The University of Texas at Austin
Cockrell School of Engineering

Courses

I teach the following courses in the Orbital Mechanics & Satellite Applications areas:
 
SAR: Principles and Applications: Fall 2010
ASE 389P.9 / GEO 391: Synthetic aperture radar imaging for Earth remote sensing, including image formation concepts and interpretation, radar interferometry processing and strategies, surface deformation, topographic mapping, and polarimetric applications. This is a multidisciplinary course regularly attended by ASE, ECE, and GEO students.
 
Satellite-Based Navigation: Fall 2010
ASE 372N: Satellite-based navigation systems, with focus on the Global Positioning System, ground and space segments, navigation receivers, satellite signal coordinate / time systems, denial of signal, differential techniques, GPS data analysis.
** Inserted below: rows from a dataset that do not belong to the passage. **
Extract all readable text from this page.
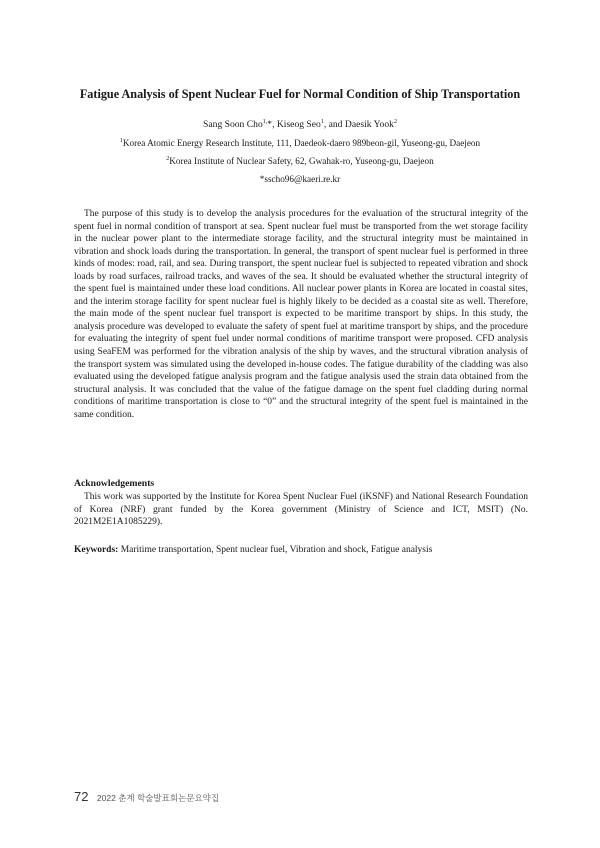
Fatigue Analysis of Spent Nuclear Fuel for Normal Condition of Ship Transportation
Sang Soon Cho$^{1,}$*, Kiseog Seo$^1$, and Daesik Yook$^2$
$^1$Korea Atomic Energy Research Institute, 111, Daedeok-daero 989beon-gil, Yuseong-gu, Daejeon
$^2$Korea Institute of Nuclear Safety, 62, Gwahak-ro, Yuseong-gu, Daejeon
*sscho96@kaeri.re.kr

The purpose of this study is to develop the analysis procedures for the evaluation of the structural integrity of the spent fuel in normal condition of transport at sea. Spent nuclear fuel must be transported from the wet storage facility in the nuclear power plant to the intermediate storage facility, and the structural integrity must be maintained in vibration and shock loads during the transportation. In general, the transport of spent nuclear fuel is performed in three kinds of modes: road, rail, and sea. During transport, the spent nuclear fuel is subjected to repeated vibration and shock loads by road surfaces, railroad tracks, and waves of the sea. It should be evaluated whether the structural integrity of the spent fuel is maintained under these load conditions. All nuclear power plants in Korea are located in coastal sites, and the interim storage facility for spent nuclear fuel is highly likely to be decided as a coastal site as well. Therefore, the main mode of the spent nuclear fuel transport is expected to be maritime transport by ships. In this study, the analysis procedure was developed to evaluate the safety of spent fuel at maritime transport by ships, and the procedure for evaluating the integrity of spent fuel under normal conditions of maritime transport were proposed. CFD analysis using SeaFEM was performed for the vibration analysis of the ship by waves, and the structural vibration analysis of the transport system was simulated using the developed in-house codes. The fatigue durability of the cladding was also evaluated using the developed fatigue analysis program and the fatigue analysis used the strain data obtained from the structural analysis. It was concluded that the value of the fatigue damage on the spent fuel cladding during normal conditions of maritime transportation is close to “0” and the structural integrity of the spent fuel is maintained in the same condition.

Acknowledgements

This work was supported by the Institute for Korea Spent Nuclear Fuel (iKSNF) and National Research Foundation of Korea (NRF) grant funded by the Korea government (Ministry of Science and ICT, MSIT) (No. 2021M2E1A1085229).

Keywords: Maritime transportation, Spent nuclear fuel, Vibration and shock, Fatigue analysis

72 2022 춘계 학술발표회논문요약집
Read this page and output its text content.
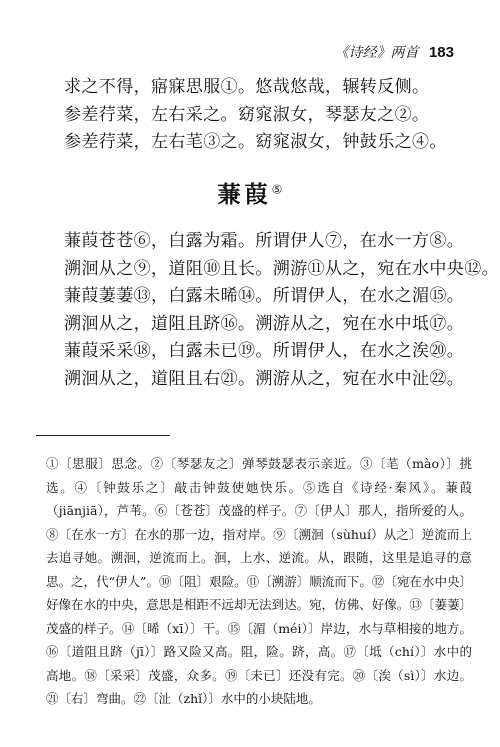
《诗经》两首 183
求之不得，寤寐思服①。悠哉悠哉，辗转反侧。
参差荇菜，左右采之。窈窕淑女，琴瑟友之②。
参差荇菜，左右芼③之。窈窕淑女，钟鼓乐之④。
蒹葭⑤
蒹葭苍苍⑥，白露为霜。所谓伊人⑦，在水一方⑧。
溯洄从之⑨，道阻⑩且长。溯游⑪从之，宛在水中央⑫。
蒹葭萋萋⑬，白露未晞⑭。所谓伊人，在水之湄⑮。
溯洄从之，道阻且跻⑯。溯游从之，宛在水中坻⑰。
蒹葭采采⑱，白露未已⑲。所谓伊人，在水之涘⑳。
溯洄从之，道阻且右㉑。溯游从之，宛在水中沚㉒。
①〔思服〕思念。②〔琴瑟友之〕弹琴鼓瑟表示亲近。③〔芼（mào）〕挑选。④〔钟鼓乐之〕敲击钟鼓使她快乐。⑤选自《诗经·秦风》。蒹葭（jiānjiā），芦苇。⑥〔苍苍〕茂盛的样子。⑦〔伊人〕那人，指所爱的人。⑧〔在水一方〕在水的那一边，指对岸。⑨〔溯洄（sùhuí）从之〕逆流而上去追寻她。溯洄，逆流而上。洄，上水、逆流。从，跟随，这里是追寻的意思。之，代“伊人”。⑩〔阻〕艰险。⑪〔溯游〕顺流而下。⑫〔宛在水中央〕好像在水的中央，意思是相距不远却无法到达。宛，仿佛、好像。⑬〔萋萋〕茂盛的样子。⑭〔晞（xī）〕干。⑮〔湄（méi）〕岸边，水与草相接的地方。⑯〔道阻且跻（jī）〕路又险又高。阻，险。跻，高。⑰〔坻（chí）〕水中的高地。⑱〔采采〕茂盛，众多。⑲〔未已〕还没有完。⑳〔涘（sì）〕水边。㉑〔右〕弯曲。㉒〔沚（zhǐ）〕水中的小块陆地。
This course provides an intro to GPS and is regularly attended by both undergraduate and graduate students.
 
Applied Orbital Mechanics: Spring 2010
ASE 366L: Selected topics in satellite motion and satellite applications, orbital coordinate systems, time, rendezvous and intercept, interplanetary trajectories, perturbing forces and perturbed trajectories.
 
Spacecraft Dynamics
ASE 366K: Basic satellite and spacecraft motion, orbital elements, coordinate systems and transformations; basic three-dimensional spacecraft attitude dynamics.